SURİYE’DE SÖZ SAHİBİ ESAT’TIR
ABD Dışişleri Bakanlığı sözcüsü John Kirby, TSK’nın PYD’ye bağlı YPG güçlerini Careblus’tan uzaklaştırmaya başlamasından sonra yaptığı açıklamada, bütün taraflara tansiyonun azaltılması yönünde çağrı yaptı. Kirby Suriyeli Kürtleri ve YPG ile yakınlığı olan bütün güçlere, karışık ortamdan yararlanarak yeni toprak ele geçirmemeleri konusunda da uyardı. Kirby devamla YPG’nin yanısıra Türkiye’ye de çağrıda bulunarak, ”Türkiye’nin ateşini kesmesi” gerektiğini söyledi. ”Sınırın Türk tarafından top ateşi haberlerini de gördük ve Türkiye’yi bu tür ateşleri kesme yolunda ısrarla talepte bulunduk. Türkiye ve YPG, IŞİD’in Azaz koridorunun doğusuna doğru ortaya çıkardığı tehdidi paylaşıyor, bütün taraflara azalmamış olan bu ortak tehdide birlikte odak olmasını ve Münih’de anlaşılan düşmanlıkların azaltılması yolunda çalışmasını teşvik ediyoruz .”dedi.

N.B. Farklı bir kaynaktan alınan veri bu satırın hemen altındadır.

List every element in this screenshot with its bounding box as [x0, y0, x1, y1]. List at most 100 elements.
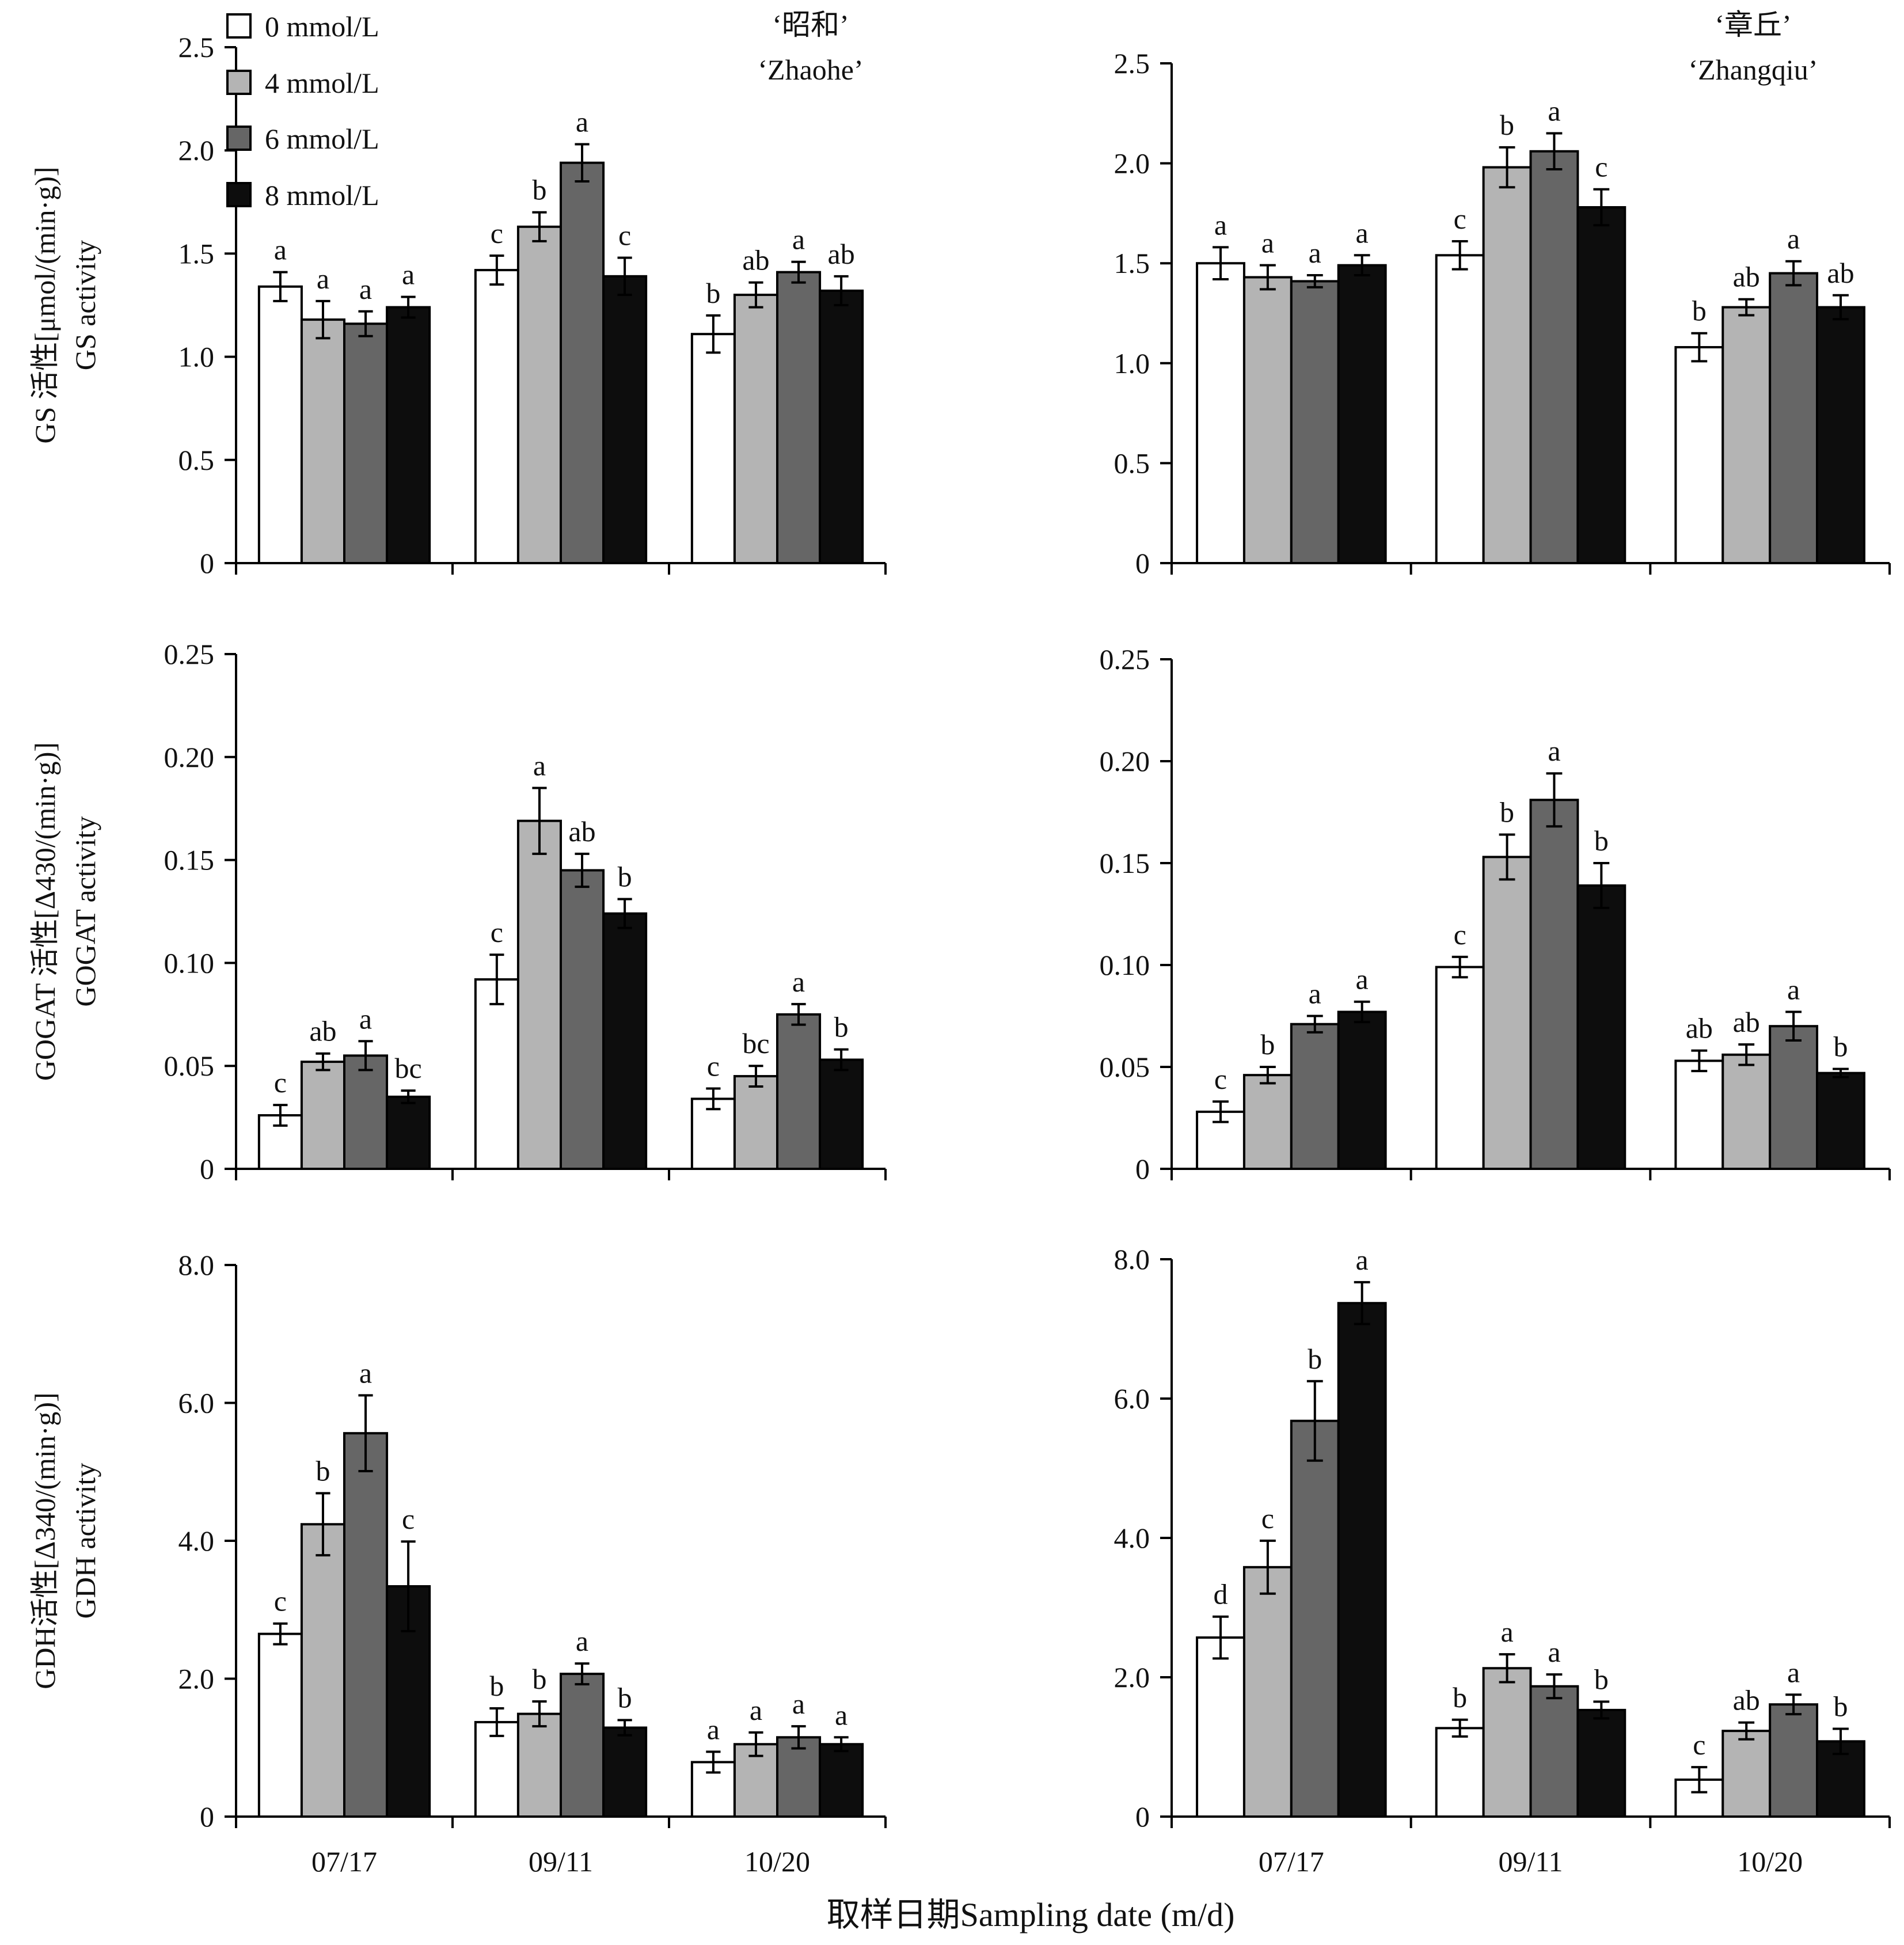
error-bar-gs-zhangqiu-2-0 [1691, 332, 1708, 363]
error-bar-gogat-zhangqiu-0-0 [1213, 1100, 1229, 1123]
error-bar-gogat-zhangqiu-1-0 [1451, 955, 1468, 979]
sig-letter-gs-zhaohe-2-1: ab [742, 244, 769, 276]
error-bar-gogat-zhaohe-0-2 [358, 1040, 373, 1072]
bar-gs-zhangqiu-0-3 [1337, 264, 1387, 564]
sig-letter-gogat-zhangqiu-0-2: a [1309, 978, 1321, 1010]
error-bar-gs-zhaohe-1-0 [489, 254, 504, 286]
error-bar-gs-zhangqiu-1-0 [1451, 240, 1468, 271]
sig-letter-gs-zhangqiu-0-2: a [1309, 237, 1321, 269]
y-tick-label-2: 1.0 [1114, 347, 1150, 379]
y-tick-label-5: 0.25 [164, 638, 215, 670]
error-bar-gdh-zhaohe-0-3 [401, 1540, 416, 1632]
bar-gs-zhangqiu-0-2 [1290, 280, 1340, 564]
sig-letter-gdh-zhaohe-0-1: b [316, 1454, 330, 1487]
sig-letter-gs-zhangqiu-1-2: a [1548, 95, 1560, 127]
error-bar-gogat-zhangqiu-2-1 [1738, 1043, 1755, 1066]
error-bar-gogat-zhangqiu-2-3 [1833, 1068, 1849, 1078]
sig-letter-gdh-zhangqiu-0-1: c [1261, 1502, 1274, 1534]
x-axis-title: 取样日期Sampling date (m/d) [827, 1896, 1235, 1933]
y-tick-label-3: 0.15 [164, 844, 215, 876]
error-bar-gogat-zhangqiu-0-1 [1259, 1066, 1276, 1085]
error-bar-gdh-zhaohe-0-2 [358, 1394, 373, 1473]
sig-letter-gogat-zhangqiu-2-2: a [1787, 973, 1800, 1005]
sig-letter-gogat-zhaohe-2-1: bc [742, 1027, 769, 1059]
error-bar-gdh-zhangqiu-2-0 [1691, 1766, 1708, 1794]
y-tick-label-1: 2.0 [178, 1663, 215, 1695]
y-tick-label-1: 0.05 [164, 1050, 215, 1082]
bar-gdh-zhangqiu-0-3 [1337, 1302, 1387, 1818]
sig-letter-gs-zhaohe-1-1: b [532, 174, 546, 206]
error-bar-gdh-zhangqiu-1-0 [1451, 1718, 1468, 1738]
sig-letter-gdh-zhaohe-1-2: a [576, 1625, 588, 1657]
bar-gogat-zhangqiu-1-3 [1576, 884, 1626, 1170]
sig-letter-gogat-zhaohe-2-3: b [834, 1011, 849, 1043]
bar-gogat-zhangqiu-0-1 [1242, 1074, 1293, 1171]
y-tick-label-4: 0.20 [1100, 745, 1150, 777]
panel-gdh-zhangqiu: 02.04.06.08.0dcba07/17baab09/11cabab10/2… [1114, 1243, 1891, 1878]
sig-letter-gogat-zhaohe-0-3: bc [395, 1052, 422, 1084]
error-bar-gdh-zhangqiu-0-3 [1354, 1281, 1370, 1325]
bar-gogat-zhaohe-2-0 [690, 1097, 736, 1171]
sig-letter-gs-zhaohe-2-3: ab [828, 238, 855, 270]
error-bar-gs-zhangqiu-2-2 [1785, 260, 1802, 287]
sig-letter-gogat-zhaohe-1-3: b [618, 861, 632, 893]
bar-gs-zhangqiu-2-0 [1674, 346, 1724, 564]
bar-gdh-zhangqiu-1-2 [1529, 1685, 1579, 1818]
error-bar-gdh-zhangqiu-1-2 [1546, 1673, 1563, 1700]
bar-gs-zhangqiu-1-3 [1576, 206, 1626, 564]
legend-label-0: 0 mmol/L [265, 10, 379, 43]
bar-gogat-zhangqiu-0-2 [1290, 1023, 1340, 1171]
sig-letter-gdh-zhangqiu-2-1: ab [1733, 1684, 1760, 1716]
bar-gdh-zhaohe-1-2 [560, 1673, 605, 1818]
bar-gogat-zhangqiu-1-2 [1529, 799, 1579, 1170]
error-bar-gs-zhaohe-2-0 [706, 314, 721, 354]
legend-label-1: 4 mmol/L [265, 67, 379, 99]
sig-letter-gdh-zhangqiu-2-0: c [1693, 1729, 1705, 1761]
error-bar-gdh-zhaohe-0-1 [316, 1492, 330, 1557]
bar-gdh-zhangqiu-1-0 [1435, 1727, 1485, 1818]
bar-gdh-zhaohe-0-1 [300, 1523, 345, 1818]
sig-letter-gogat-zhangqiu-1-2: a [1548, 735, 1560, 767]
sig-letter-gdh-zhaohe-1-1: b [532, 1663, 546, 1695]
x-tick-label-1: 09/11 [1498, 1845, 1563, 1878]
y-tick-label-1: 0.05 [1100, 1051, 1150, 1083]
sig-letter-gs-zhangqiu-1-1: b [1500, 109, 1514, 141]
sig-letter-gogat-zhaohe-1-0: c [491, 916, 503, 948]
y-tick-label-2: 0.10 [164, 947, 215, 979]
bar-gs-zhaohe-2-2 [776, 271, 822, 564]
error-bar-gdh-zhaohe-2-1 [748, 1731, 763, 1757]
y-tick-label-3: 6.0 [1114, 1382, 1150, 1415]
legend: 0 mmol/L 4 mmol/L 6 mmol/L 8 mmol/L [226, 10, 379, 211]
sig-letter-gdh-zhangqiu-0-2: b [1308, 1343, 1322, 1375]
cultivar-en-zhangqiu: ‘Zhangqiu’ [1689, 54, 1818, 86]
error-bar-gogat-zhangqiu-0-3 [1354, 1000, 1370, 1024]
error-bar-gs-zhangqiu-1-2 [1546, 132, 1563, 171]
sig-letter-gogat-zhangqiu-0-1: b [1260, 1028, 1275, 1061]
sig-letter-gogat-zhaohe-1-1: a [533, 749, 546, 781]
sig-letter-gs-zhangqiu-1-3: c [1595, 151, 1607, 183]
bar-gdh-zhangqiu-2-2 [1769, 1703, 1819, 1818]
bar-gs-zhangqiu-1-0 [1435, 254, 1485, 564]
error-bar-gogat-zhangqiu-1-2 [1546, 772, 1563, 828]
sig-letter-gdh-zhaohe-0-3: c [402, 1503, 415, 1535]
sig-letter-gdh-zhaohe-0-0: c [274, 1585, 287, 1617]
sig-letter-gogat-zhangqiu-1-3: b [1594, 825, 1609, 857]
error-bar-gdh-zhangqiu-1-3 [1593, 1700, 1610, 1720]
sig-letter-gdh-zhangqiu-2-3: b [1833, 1691, 1848, 1723]
legend-entry-0: 0 mmol/L [226, 10, 379, 43]
x-tick-label-2: 10/20 [744, 1845, 810, 1878]
sig-letter-gs-zhaohe-0-3: a [402, 259, 415, 291]
sig-letter-gs-zhaohe-0-0: a [274, 234, 287, 266]
cultivar-cn-zhaohe: ‘昭和’ [772, 9, 849, 41]
sig-letter-gdh-zhaohe-2-2: a [792, 1688, 805, 1720]
sig-letter-gs-zhaohe-2-0: b [706, 277, 720, 309]
bar-gogat-zhaohe-1-2 [560, 869, 605, 1170]
error-bar-gs-zhaohe-2-1 [748, 281, 763, 309]
error-bar-gogat-zhangqiu-1-3 [1593, 862, 1610, 909]
sig-letter-gogat-zhaohe-2-0: c [707, 1050, 720, 1082]
sig-letter-gdh-zhaohe-1-3: b [618, 1681, 632, 1714]
bar-gs-zhaohe-2-3 [819, 289, 864, 564]
bar-gdh-zhaohe-2-3 [819, 1743, 864, 1818]
error-bar-gdh-zhaohe-1-3 [617, 1719, 632, 1737]
error-bar-gs-zhaohe-1-3 [617, 256, 632, 297]
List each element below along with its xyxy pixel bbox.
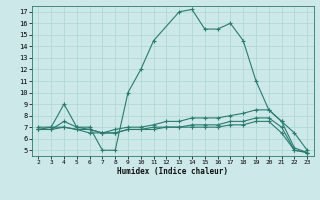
- X-axis label: Humidex (Indice chaleur): Humidex (Indice chaleur): [117, 167, 228, 176]
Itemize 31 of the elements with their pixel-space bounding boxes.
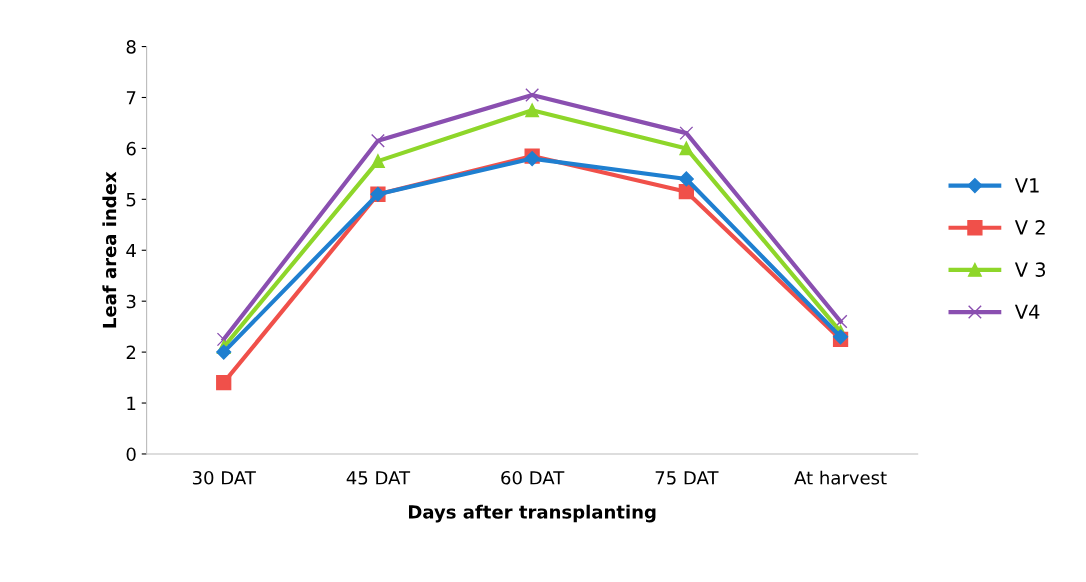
point — [370, 133, 385, 148]
y-tick-label: 8 — [126, 40, 136, 54]
x-axis-title: Days after transplanting — [409, 504, 656, 523]
y-tick-label: 7 — [126, 91, 136, 105]
y-tick-label: 2 — [126, 345, 136, 359]
x-tick-label: 75 DAT — [655, 471, 719, 485]
x-tick-label: 45 DAT — [346, 471, 411, 485]
point — [678, 171, 694, 187]
x-tick-label: 30 DAT — [192, 470, 256, 485]
legend-label: V1 — [1014, 178, 1039, 193]
point — [216, 375, 232, 391]
y-tick-label: 3 — [126, 294, 136, 309]
point — [833, 314, 848, 329]
point — [525, 103, 540, 118]
point — [216, 332, 231, 347]
point — [370, 154, 385, 169]
point — [525, 87, 540, 102]
y-tick-label: 1 — [127, 396, 136, 410]
point — [679, 126, 694, 141]
x-tick-label: At harvest — [794, 470, 887, 485]
y-tick-label: 4 — [126, 243, 136, 258]
y-axis-title: Leaf area index — [102, 171, 117, 328]
x-tick-label: 60 DAT — [501, 470, 565, 485]
legend-label: V4 — [1014, 304, 1040, 319]
legend-label: V 2 — [1014, 220, 1045, 235]
point — [216, 344, 232, 360]
y-tick-label: 5 — [126, 193, 136, 207]
y-tick-label: 6 — [126, 141, 136, 156]
legend-label: V 3 — [1014, 262, 1046, 277]
y-tick-label: 0 — [126, 447, 136, 462]
point — [679, 141, 694, 156]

ABD’nin YPG güçlerine karşı ne kadar yaptırımda bulunacağını tahmin etmek zor değil. ABD zaten öteden beri YPG güçlerini destekledi ve desteklemeye devam ediyor. TSK’nın Careblus’’a girmesi ise ABD’nin istemediği bir durumdu. ABD daha önce de ülkemizin Suriye toprakları içinde güvenli bir koridor açılması önerisini ret etmişti. Çünkü Suriye toprakları içinde açılacak olan bir koridor, YPG’nin kanton kurmasını zorlaştıracaktı ve aynı zamanda oluşturulan kantonların birleştirilmesine engel olacaktı. ABD sırf bu yüzden Suriye toprakları içinde güvenli bir koridor açılmasına engel oldu. Oysaki böyle bir koridor Suriyeli göçmenlerin hem güvenliğini sağlamış olacaktı, hem de bu göçmenler sağa sola dağılmamış olacaktı. Yine bu göçmenler Birleşmiş Milletlerin güvencesi altında bu koridorda güvenlikleri sağlanarak yaşamlarını devam ettirebileceklerdi. Aynı zamanda bu göçmenlerin Avrupa ülkelerine kaçak yollardan geçmeleri de önlenmiş olacaktı. Dolayısıyla onlarca göçmenin denizlerde boğulmasının da önüne geçilmiş olacaktı. Ancak ABD Suriye’nin kuzeyini YPG güçlerine vermek istediğinden dolayı böyle bir koridorun açılmasına engel oldu.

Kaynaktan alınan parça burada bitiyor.